UK citizenship test 'to cover Britain's greats'
A new version of the test taken by foreign nationals who wish to become UK citizens "focuses on values and principles at the heart of being British", the Home Office has said.
The revised Life in the UK test covers topics as sport, music and history.
"Mundane" subjects such as water meters, job interviews and the internet have been stripped out, ministers said.
The Migrants' Rights Network said the test was "like an entry examination for an elite public school".
The new handbook, on sale from Monday, will form the basis of the modified 45-minute exam being introduced in March, which all those wishing to attain British citizenship must pass.
The overhaul of the test is aimed at focusing less on the practicalities of daily living in Britain and more on the nation's culture and past.
Ten example questions offered by the Home Office include "which landmark is a prehistoric monument which still stands in the English county of Wiltshire?" and "what is the name of the admiral who died in a sea battle in 1805 and has a monument in Trafalgar Square, London?"
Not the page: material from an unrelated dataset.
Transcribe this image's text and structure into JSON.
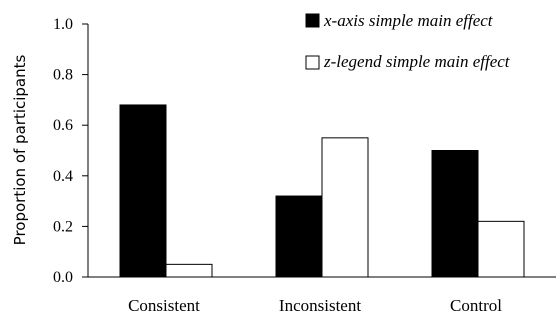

The Home Office said the test and handbook had been "completely re-written, removing questions on topics that those living in the UK should already be aware of like public transport, credit cards and job interviews".
Immigration minister Mark Harper said: "We've stripped out mundane information about water meters, how to find train timetables, and using the internet.
"The new book rightly focuses on values and principles at the heart of being British. Instead of telling people how to claim benefits it encourages participation in British life."
He added: "This is just part of our work to help ensure migrants are ready and able to integrate into British society and forms part of our changes which have broken the automatic link between temporary and permanent migration.
"We have made radical changes to the immigration system and are determined to reduce net migration from the hundreds of thousands into the tens of thousands by the end of the Parliament."
But Don Flynn, director of the Migrants' Rights Network, which campaigns in support of migrants in the UK, said: "This looks to us like a big step backwards from the concerns with integration which the government is supposed to have in this area.
"Naturalisation procedures have already been sharply criticised for coming up with tests which have very little to do with the things that most British people feel are important about their lives.
"Now the Home Office has come up with something that looks more like an entry examination for an elite public school. It is very difficult to think that this is a positive move."
However, Alp Mehmet, of the MigrationWatchUK think tank which is concerned about the scale of immigration into the UK, said the "underlying principle and thought process" behind the citizenship test was "absolutely right".
"People who want to come to live in this country should know a little about the country they're joining," he said.
More than 150,000 Life in the UK tests were taken nationally last year, with 77,000 of those in London.
Labour's Chris Bryant said the home secretary was "missing the point".
"Having a citizenship test that teaches people about life in the UK is important, but Theresa May has many other issues in her department that are far more important to focus on," the shadow immigration minister said.
"Rather than coming up with gimmicks, Theresa May should be spending her time sorting out the chaos at [the UK Border Agency] or finally finding a director general for UK Border Force. She should be focusing on fixing the big problems in her department not wasting time on rewriting the citizenship test."